Et pourtant tout ça concours à un résultat fascinant, voire flippant au vu du sujet (les réminiscences de l'âme et la "réincarnation"), surtout quand on se rend compte que les brûlures qui envahissent la pellicule apparaissent à chaque fois pendant des scènes où le sujet est clairement évoqué. C'est un peu comme si l'énergie de l'âme qui ne voulait pas mourir abîmait la pellicule. Brrrr...

 

Après ça place à l'ouverture proprement dite, avec un ciné-concert "Call of Cthulhu" mêlant univers Lovecraftien tétanisant et gros son indus étouffant. Film de 50 minutes tournés en 2005 dans le plus pur style des oeuvres du début du cinéma (muet, noir et blanc, 4:3, maquillages exagérés...) Call of Cthulhu reprend trait pour trait la célèbre nouvelle de sieur Lovecraft et ses chapitres (The Horror in Clay, the Tale of Inspector Legrasse, The Madness from the sea...) dans un plus pur style expressioniste et onirique qui fout les boules, et ce avec une économie de moyen terriblement efficace qui force le respect. Tous les effets spéciaux sont réalisés à l'ancienne, à base de décors symboliques factices et de miniatures, pour finir sur un Cthulhu de pâte à modeler en stop motion bien plus flippant que n'importe quel CGI baveux. Il fallait du courage et du talent pour réussir à retranscrire sans esbrouffe la terreur indicible de la nouvelle, et le réalisateur Andrew Leman l'a fait, bien soutenu par la HP Lovecraft Historical Society. Au final il n'y a bien que les incrustations numériques qui soient assez foirées, mais ce n'est pas assez pour ternir la fascination du public.
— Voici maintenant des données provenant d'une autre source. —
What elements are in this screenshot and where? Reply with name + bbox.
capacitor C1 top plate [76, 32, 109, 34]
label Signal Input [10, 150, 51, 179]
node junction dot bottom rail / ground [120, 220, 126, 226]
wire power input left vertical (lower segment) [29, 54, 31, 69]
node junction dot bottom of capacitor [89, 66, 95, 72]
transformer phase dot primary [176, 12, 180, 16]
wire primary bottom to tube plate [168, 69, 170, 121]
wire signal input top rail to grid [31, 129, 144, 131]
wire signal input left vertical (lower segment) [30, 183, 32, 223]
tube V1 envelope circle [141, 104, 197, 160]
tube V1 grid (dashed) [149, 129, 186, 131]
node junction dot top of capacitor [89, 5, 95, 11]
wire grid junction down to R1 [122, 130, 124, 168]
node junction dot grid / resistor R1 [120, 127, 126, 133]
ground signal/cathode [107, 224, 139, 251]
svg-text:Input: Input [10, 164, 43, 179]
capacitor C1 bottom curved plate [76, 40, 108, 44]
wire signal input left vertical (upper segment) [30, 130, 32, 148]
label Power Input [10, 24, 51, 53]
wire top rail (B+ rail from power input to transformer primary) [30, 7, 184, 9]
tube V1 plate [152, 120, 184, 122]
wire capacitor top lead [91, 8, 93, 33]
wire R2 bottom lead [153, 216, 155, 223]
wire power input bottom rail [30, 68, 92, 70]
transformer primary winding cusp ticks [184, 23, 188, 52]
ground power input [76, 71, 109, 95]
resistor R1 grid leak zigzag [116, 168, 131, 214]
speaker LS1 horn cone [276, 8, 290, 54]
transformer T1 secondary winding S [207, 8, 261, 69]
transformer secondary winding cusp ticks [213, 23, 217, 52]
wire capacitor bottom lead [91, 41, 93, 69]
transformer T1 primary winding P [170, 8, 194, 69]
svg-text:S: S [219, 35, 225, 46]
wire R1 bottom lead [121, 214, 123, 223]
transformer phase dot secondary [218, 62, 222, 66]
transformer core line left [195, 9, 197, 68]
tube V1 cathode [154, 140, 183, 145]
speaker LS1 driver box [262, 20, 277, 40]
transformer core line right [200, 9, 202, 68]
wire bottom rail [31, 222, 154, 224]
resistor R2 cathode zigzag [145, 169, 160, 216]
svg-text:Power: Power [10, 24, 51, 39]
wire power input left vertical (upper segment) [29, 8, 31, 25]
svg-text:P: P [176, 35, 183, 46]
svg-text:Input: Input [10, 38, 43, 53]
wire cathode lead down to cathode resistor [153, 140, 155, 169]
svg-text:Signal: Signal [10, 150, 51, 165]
Quant au son, et bien la musique de Jenx, rompu à l'exercice, est un parfait contrepoint à l'image, c'est sombre, mélodique, puissant, rageur, flippant, comme une mélopée sortie directement des entrailles de Rlyeh, ça donne un souffle incroyable au film (surtout quand c'est fait en direct), et c'est bien la preuve, s'il en fallait une, que la musique métal était faite pour les écrits de Lovecraft.